Some people in Orange County are apparently not listening: Too much sun is not good for you. Sun worshipers who frolic on the county's beaches without protection from the glare of cloudless skies may very likely get skin cancer.

Doctors at UC Irvine's Melanoma Center say they know they sound like a broken record, but they figure many outdoors types in this county are still not paying attention. And now they have more evidence of that.

During a skin cancer screening offered by the center during April and May, 1 of every 5 persons was diagnosed with skin cancer, while almost a third had precancerous lesions--numbers that alarmed some doctors and others at the center.

"We were really amazed at what we saw," said Leslie Ann Cyril, a spokesperson for the center. "Melanomas are being discovered in much younger people. That's what's so surprising."

Dr. Matthew Goodman, co-director of the melanoma center, cautioned that these results are not an accurate measure of skin cancer prevalence among the general population, nor was this meant as a scientific study. The 175 people who were screened, he said, probably likely suspected they might have a problem with skin abnormalities, including skin cancer. However, he said, results of this screening echo trends in national studies showing that skin cancer is on the rise, especially among people who live in sunny Southern California.

"It reiterates the need to use good judgment in our sun habits and the use of a sun screen with an SPF (Sun Protection Factor) of 15 or greater," he said. "It shows that it could happen to you."

He also said it is an indication that there is still a great need for better educational programs warning about the dangers of the sun in this county of sunny beaches and endless summers. The melanoma center, which opened in 1986 at the UCI Clinical Cancer Center and is the only such center in Orange County, has started some educational programs for elementary school children, Cyril said.

The American Cancer Society estimates that 60,000 people will develop skin cancer during 1990, a 4% increase from last year. Of those, 27,600 will be diagnosed with melanoma, the most serious form, and the Cancer Society estimates that 6,300 people will die from melanoma this year.

That is why Matthews said he could not overstate the need for caution and prevention. The cancer center plans to offer another screening in the fall, he said, and he encouraged people in Orange County, especially those who engage in outdoor activity, to get themselves checked out.

"In my opinion it is related to the popularity of the masses going to the beach and other outdoor recreation as much as they have in the last few years, almost to a fanatic extreme," he said. "Well, don't say fanatic extreme, because I think outdoor recreation is great and good. But people should be prudent."

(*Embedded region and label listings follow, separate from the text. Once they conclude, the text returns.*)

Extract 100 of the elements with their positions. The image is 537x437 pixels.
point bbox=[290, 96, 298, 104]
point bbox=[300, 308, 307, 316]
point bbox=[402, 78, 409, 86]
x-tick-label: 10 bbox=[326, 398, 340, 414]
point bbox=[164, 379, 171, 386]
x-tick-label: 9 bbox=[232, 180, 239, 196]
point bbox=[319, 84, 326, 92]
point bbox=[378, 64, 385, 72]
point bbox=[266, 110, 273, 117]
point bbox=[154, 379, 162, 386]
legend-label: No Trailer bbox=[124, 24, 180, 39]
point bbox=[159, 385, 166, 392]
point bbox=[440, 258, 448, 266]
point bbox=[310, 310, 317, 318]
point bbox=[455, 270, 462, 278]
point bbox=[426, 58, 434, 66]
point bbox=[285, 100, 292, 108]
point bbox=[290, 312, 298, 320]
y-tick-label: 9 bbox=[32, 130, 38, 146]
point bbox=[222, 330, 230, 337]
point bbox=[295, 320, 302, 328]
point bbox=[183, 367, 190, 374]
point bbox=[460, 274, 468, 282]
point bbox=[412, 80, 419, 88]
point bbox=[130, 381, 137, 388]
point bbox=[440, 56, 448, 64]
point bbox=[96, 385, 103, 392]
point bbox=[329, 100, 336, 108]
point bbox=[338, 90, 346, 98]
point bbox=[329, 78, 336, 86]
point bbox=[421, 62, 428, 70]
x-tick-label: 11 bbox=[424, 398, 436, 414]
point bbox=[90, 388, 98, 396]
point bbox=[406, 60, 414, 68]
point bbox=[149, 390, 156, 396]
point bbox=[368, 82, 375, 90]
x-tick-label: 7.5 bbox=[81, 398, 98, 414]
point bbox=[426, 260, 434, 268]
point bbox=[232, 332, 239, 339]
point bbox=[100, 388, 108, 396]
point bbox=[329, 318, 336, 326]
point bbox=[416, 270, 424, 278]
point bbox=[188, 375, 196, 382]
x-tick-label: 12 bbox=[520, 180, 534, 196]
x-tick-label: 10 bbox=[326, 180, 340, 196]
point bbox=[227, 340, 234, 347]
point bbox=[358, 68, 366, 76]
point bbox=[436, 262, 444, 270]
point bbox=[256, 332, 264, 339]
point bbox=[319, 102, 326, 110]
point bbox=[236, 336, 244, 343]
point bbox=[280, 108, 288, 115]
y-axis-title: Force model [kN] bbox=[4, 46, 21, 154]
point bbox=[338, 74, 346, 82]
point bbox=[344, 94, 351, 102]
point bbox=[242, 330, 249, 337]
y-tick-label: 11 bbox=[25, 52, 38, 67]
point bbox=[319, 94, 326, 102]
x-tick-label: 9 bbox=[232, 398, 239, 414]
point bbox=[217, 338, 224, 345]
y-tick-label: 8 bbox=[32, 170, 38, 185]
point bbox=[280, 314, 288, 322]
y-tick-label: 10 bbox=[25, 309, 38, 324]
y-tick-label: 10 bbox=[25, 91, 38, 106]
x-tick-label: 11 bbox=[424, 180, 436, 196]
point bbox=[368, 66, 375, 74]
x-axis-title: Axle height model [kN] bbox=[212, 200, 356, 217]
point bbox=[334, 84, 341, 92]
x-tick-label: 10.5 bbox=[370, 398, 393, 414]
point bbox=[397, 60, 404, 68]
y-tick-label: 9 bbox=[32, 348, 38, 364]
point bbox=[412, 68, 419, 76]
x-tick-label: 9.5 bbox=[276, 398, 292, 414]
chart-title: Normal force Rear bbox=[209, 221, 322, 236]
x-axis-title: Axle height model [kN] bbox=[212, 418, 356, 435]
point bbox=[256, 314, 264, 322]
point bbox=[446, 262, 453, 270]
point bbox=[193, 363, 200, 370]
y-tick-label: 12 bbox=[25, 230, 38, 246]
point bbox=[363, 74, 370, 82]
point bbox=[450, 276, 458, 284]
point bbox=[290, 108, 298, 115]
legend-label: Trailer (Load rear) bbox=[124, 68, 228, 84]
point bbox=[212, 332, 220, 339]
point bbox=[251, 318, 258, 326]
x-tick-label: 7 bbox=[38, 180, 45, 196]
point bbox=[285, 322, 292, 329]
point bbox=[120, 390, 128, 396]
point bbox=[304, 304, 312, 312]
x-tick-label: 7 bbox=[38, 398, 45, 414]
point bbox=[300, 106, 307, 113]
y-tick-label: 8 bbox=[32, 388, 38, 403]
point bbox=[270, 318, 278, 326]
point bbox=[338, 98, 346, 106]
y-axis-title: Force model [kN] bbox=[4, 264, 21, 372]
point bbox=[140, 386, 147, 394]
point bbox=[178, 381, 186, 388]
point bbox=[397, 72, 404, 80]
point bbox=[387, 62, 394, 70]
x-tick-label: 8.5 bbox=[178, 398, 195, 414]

But Dore Gilbert, a Newport Beach dermatologist, said he thinks people living along the coast are well-informed about the dangers of overexposure. The higher incidence of skin cancer and melanoma cases, he said, could reflect an increased awareness among people who are seeking medical help earlier, before it is too late.

"In this area, in Orange County and also in Los Angeles, people are very aware of melanoma," he said. "If you get out to more rural areas, areas away from the coast, you are going to find more people who say, 'It can't happen to me.' "

Those, he said, are the people to worry about.